In de fotografie (met name de digitale fotografie) is paarse fringing (soms PF genoemd) de term voor een onscherp paars of magenta “spookbeeld” op een foto. Deze optische aberratie is over het algemeen het meest zichtbaar als een verkleuring en oplichting van donkere randen grenzend aan heldere gebieden van breed-spectrum verlichting, zoals daglicht of verschillende soorten gasontladingslampen.
lenzen vertonen in het algemeen axiale chromatische aberratie, waarbij verschillende kleuren licht niet in hetzelfde vlak scherpgesteld worden. Normaal gesproken zijn lensontwerpen zo geoptimaliseerd dat twee of meer (ten minste drie voor apochromatische lenzen) golflengten van licht in het zichtbare spectrum in hetzelfde vlak scherpstellen. Golflengten die sterk verschillen van die welke in het ontwerpproces zijn geoptimaliseerd, kunnen sterk onscherp zijn terwijl de referentiekleuren wel scherp zijn; deze axiale chromatische aberratie is meestal ernstig bij korte golflengten (violet).
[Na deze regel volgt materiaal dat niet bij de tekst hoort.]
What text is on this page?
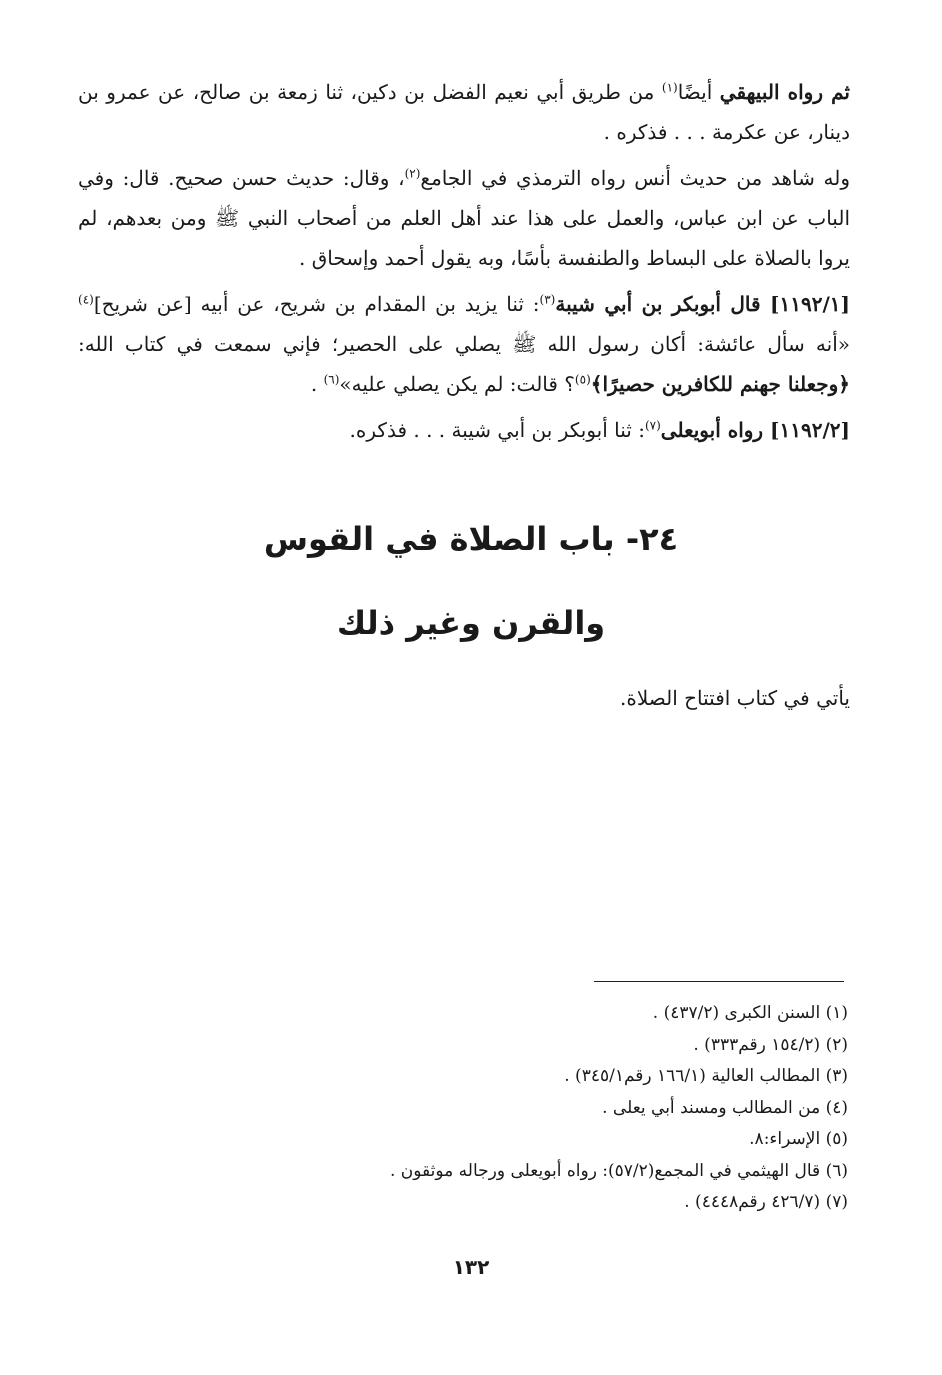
ثم رواه البيهقي أيضًا$^{(١)}$ من طريق أبي نعيم الفضل بن دكين، ثنا زمعة بن صالح، عن عمرو بن دينار، عن عكرمة . . . فذكره .

وله شاهد من حديث أنس رواه الترمذي في الجامع$^{(٢)}$، وقال: حديث حسن صحيح. قال: وفي الباب عن ابن عباس، والعمل على هذا عند أهل العلم من أصحاب النبي ﷺ ومن بعدهم، لم يروا بالصلاة على البساط والطنفسة بأسًا، وبه يقول أحمد وإسحاق .

[١١٩٢/١] قال أبوبكر بن أبي شيبة$^{(٣)}$: ثنا يزيد بن المقدام بن شريح، عن أبيه [عن شريح]$^{(٤)}$ «أنه سأل عائشة: أكان رسول الله ﷺ يصلي على الحصير؛ فإني سمعت في كتاب الله: ﴿وجعلنا جهنم للكافرين حصيرًا﴾$^{(٥)}$؟ قالت: لم يكن يصلي عليه»$^{(٦)}$ .

[١١٩٢/٢] رواه أبويعلى$^{(٧)}$: ثنا أبوبكر بن أبي شيبة . . . فذكره.

٢٤- باب الصلاة في القوس
والقرن وغير ذلك
يأتي في كتاب افتتاح الصلاة.
(١) السنن الكبرى (٤٣٧/٢) .
(٢) (١٥٤/٢ رقم٣٣٣) .
(٣) المطالب العالية (١٦٦/١ رقم٣٤٥/١) .
(٤) من المطالب ومسند أبي يعلى .
(٥) الإسراء:٨.
(٦) قال الهيثمي في المجمع(٥٧/٢): رواه أبويعلى ورجاله موثقون .
(٧) (٤٢٦/٧ رقم٤٤٤٨) .
١٣٢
De prestaties van de lens kunnen voor dergelijke golflengten ook op andere manieren slecht zijn, onder meer door een toename van de schittering als gevolg van antireflecterende coatings die ook voor de verwachte golflengten zijn geoptimaliseerd.
De meeste films hebben een betrekkelijk geringe gevoeligheid voor kleuren buiten het zichtbare bereik, zodat lichtverspreiding in het nabije ultraviolet (UV) of het nabije infrarood (IR) zelden een significante invloed heeft op het opgenomen beeld. Beeldsensoren die in digitale camera’s worden gebruikt, zijn echter doorgaans gevoelig voor een breder golflengtebereik. Hoewel het glas van de lens zelf veel van het UV-licht wegfiltert en alle digitale camera’s die voor kleurenfotografie zijn ontworpen, filters bevatten om de gevoeligheid voor rood en IR te verminderen, kan de chromatische aberratie voldoende zijn om onscherp violet licht in de nabijgelegen donkere gebieden van het beeld te doen tinten. Heldere bewolkte of nevelige luchten zijn sterke bronnen van verstrooid violet en UV-licht, zodat ze de neiging hebben het probleem te veroorzaken.
De term paarse rand die wordt gebruikt om één aspect van chromatische aberratie te beschrijven, dateert van minstens 1833.Brewsters beschrijving met een paarse rand aan de ene rand en een groene rand aan de andere is echter een laterale chromatische aberratie. Een algemene defocus van de kortste golflengten, resulterend in een paarse rand aan alle kanten van een helder voorwerp, is het resultaat van een axiale of longitudinale chromatische aberratie. Vaak zijn deze effecten in een beeld gemengd. Axiale chromatische aberratie kan beter worden verminderd door de lens te sluiten dan laterale chromatische aberratie, zodat de paarse fringing sterk afhankelijk kan zijn van het f-getal: een groter f-getal (kleiner diafragma) vermindert de axiale aberratie.